Everything you need to know before switching to electric cars
Do they really consume less? What range does a single charge give me? How and where can I charge my EV? These are some of the questions that arise about EVs for those not familiar with them. To answer these questions, we turned to the professionals at CESVIMAP, MAPFRE’s Road Safety and Experimentation Center, a benchmark in research in the automotive sector, with more than a decade of experience studying this type of mobility.
Consumption and charge types
With the EV however, the cost depends on how and when it is charged, so this also explains the different types of electric recharging.
Assuming consumption of 15 kilowatts per hour (kWh) at 100 kilometers, a charge during the night with a typical off-peak hourly rate would put the cost per 100 km at less than one euro, and would take about 6-8 hours. This is the ideal option: having a charging point installed at home and leaving the car charging overnight is much more economical, and in the long run it will compensate for the higher initial price of the electric car. Installing a charging point at home costs between 400 and 1,600 euros, but many countries offer financial incentives to do so.
Another possibility is public charging stations in places such as shopping malls or parking lots. They usually have a higher level of power and in about two hours the battery could be at 80 percent capacity, so these points are also known as semi-fast recharging. There, the price of the charge increases considerably, and it would be around five euros to cover 100 kilometers. It’s still a more cost-effective option than gasoline or diesel.
The other option is to use electric car pumps, with DC chargers that are much faster, but also more expensive. Here the battery would be 80 percent full in less than an hour, although with a cost per 100 km that may even be more expensive than that of a conventional car. It’s a useful option for occasional trips outside where you work or live, but shouldn’t be used on a regular basis. In addition, it should be noted that fast charging degrades batteries to a greater extent.
The most common models on the market offer batteries with a real range between 150 kilometers and 450 kilometers. This should be more than enough for daily commuting, but the snags start to hit when you want to go further. This has become clear in the tests carried out by CESVIMAP technicians: outside its native habitat – the city – an electric car’s consumption shoots up. Plus, consumption can be even more impacted by adverse conditions such as wind or altitude differences than a traditional car. We should interpret the standardized ranges as typical of low-speed trips with constant recharging.

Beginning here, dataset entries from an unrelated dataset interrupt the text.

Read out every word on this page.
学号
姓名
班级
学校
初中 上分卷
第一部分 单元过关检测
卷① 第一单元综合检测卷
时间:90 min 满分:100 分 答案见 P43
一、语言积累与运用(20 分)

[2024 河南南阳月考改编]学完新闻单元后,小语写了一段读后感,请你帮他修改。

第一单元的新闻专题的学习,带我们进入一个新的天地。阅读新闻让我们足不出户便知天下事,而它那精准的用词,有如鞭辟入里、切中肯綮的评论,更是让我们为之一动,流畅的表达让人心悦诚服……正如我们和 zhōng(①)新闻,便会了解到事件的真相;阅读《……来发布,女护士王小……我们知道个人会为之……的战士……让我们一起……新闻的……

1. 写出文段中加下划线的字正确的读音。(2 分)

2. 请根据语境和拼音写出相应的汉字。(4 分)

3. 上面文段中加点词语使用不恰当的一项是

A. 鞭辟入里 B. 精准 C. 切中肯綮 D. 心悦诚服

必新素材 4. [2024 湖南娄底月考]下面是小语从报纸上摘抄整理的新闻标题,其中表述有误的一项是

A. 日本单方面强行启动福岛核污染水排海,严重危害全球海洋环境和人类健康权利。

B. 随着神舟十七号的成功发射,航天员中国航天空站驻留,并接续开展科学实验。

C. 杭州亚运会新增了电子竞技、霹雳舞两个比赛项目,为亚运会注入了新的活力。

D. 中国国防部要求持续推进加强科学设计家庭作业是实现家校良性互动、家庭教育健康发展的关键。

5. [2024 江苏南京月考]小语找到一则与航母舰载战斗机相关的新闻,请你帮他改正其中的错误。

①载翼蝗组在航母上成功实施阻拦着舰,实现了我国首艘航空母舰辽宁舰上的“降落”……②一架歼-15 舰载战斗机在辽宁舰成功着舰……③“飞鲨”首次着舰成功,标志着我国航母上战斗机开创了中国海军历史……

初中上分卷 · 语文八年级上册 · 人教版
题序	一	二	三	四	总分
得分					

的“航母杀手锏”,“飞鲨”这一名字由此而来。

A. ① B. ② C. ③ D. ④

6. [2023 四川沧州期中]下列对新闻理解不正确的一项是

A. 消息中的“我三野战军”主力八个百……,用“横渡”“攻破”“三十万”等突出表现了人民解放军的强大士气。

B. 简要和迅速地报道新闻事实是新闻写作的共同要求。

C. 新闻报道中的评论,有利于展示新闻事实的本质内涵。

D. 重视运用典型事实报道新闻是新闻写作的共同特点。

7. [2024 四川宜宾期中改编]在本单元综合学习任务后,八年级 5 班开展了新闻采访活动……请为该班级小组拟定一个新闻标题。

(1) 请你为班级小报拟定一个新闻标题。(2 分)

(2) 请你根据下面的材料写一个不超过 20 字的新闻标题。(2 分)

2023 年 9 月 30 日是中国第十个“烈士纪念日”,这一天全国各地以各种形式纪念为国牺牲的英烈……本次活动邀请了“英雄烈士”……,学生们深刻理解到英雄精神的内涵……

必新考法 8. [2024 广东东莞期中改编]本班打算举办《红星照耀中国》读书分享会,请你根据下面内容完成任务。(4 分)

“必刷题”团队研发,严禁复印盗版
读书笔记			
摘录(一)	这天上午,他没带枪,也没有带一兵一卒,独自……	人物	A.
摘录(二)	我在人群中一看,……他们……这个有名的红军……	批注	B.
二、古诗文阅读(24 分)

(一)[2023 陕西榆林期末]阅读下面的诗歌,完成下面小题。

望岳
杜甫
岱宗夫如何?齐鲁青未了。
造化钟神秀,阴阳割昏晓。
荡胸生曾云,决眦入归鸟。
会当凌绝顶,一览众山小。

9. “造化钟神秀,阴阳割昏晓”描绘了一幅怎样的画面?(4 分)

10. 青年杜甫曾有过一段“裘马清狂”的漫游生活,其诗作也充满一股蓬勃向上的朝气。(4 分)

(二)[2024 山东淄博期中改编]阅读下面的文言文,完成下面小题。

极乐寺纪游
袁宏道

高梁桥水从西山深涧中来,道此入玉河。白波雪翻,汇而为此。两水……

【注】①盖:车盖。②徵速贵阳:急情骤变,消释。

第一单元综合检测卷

And, as is the case with the different models of fuel engines depending on engine power, EV manufacturers usually offer battery-driven models with greater or lesser range, but also with significant variations in price.
Duration of batteries
Many car makers already sell their EVs with an eight-year battery warranty that includes replacement in case the battery loses more than 25-30% of its capacity in that time. In other words, they guarantee that the battery will maintain acceptable levels for at least eight years.
Moreover, given that they are both costly and essential to a fast-growing industry, batteries are already the focus of much of the research effort. Maintenance, repair and reuse services for batteries are now being developed, so we shouldn’t expect to have to replace them with a new one after a few years of significant wear and tear.
Will all vehicles be electric by 2030?
CESVIMAP estimates that, in a country like Spain, sales of new electric and hybrid vehicles could reach 50 percent by 2025, with hybrid models selling three times as fast than pure electric models. By then, the electric and hybrid vehicle fleet could amount to between 5 and 7 percent of total cars on the road.
Although some countries have made quicker progress – the classic example is the Nordic countries – the pace will be relatively slower in most. This is certainly the case in Latin America where – although some countries are increasing their efforts in this direction – particularly Costa Rica, Colombia and Chile – the lack of infrastructure and economic stimuli would point to a longer time frame.
Do EVs require have specific insurance? Are they more expensive to insure?
EVs are clearly in expansion mode and are shaping up to be the future default. The driver profile – more experience, more knowledgeable, good earning power, etc. – is also associated with lower accident rates, and as such, is attractive to insurance carriers. Insurers have a strong vested interest in engaging with the global transition to EVs, so policies for these vehicles are set to become very competitive.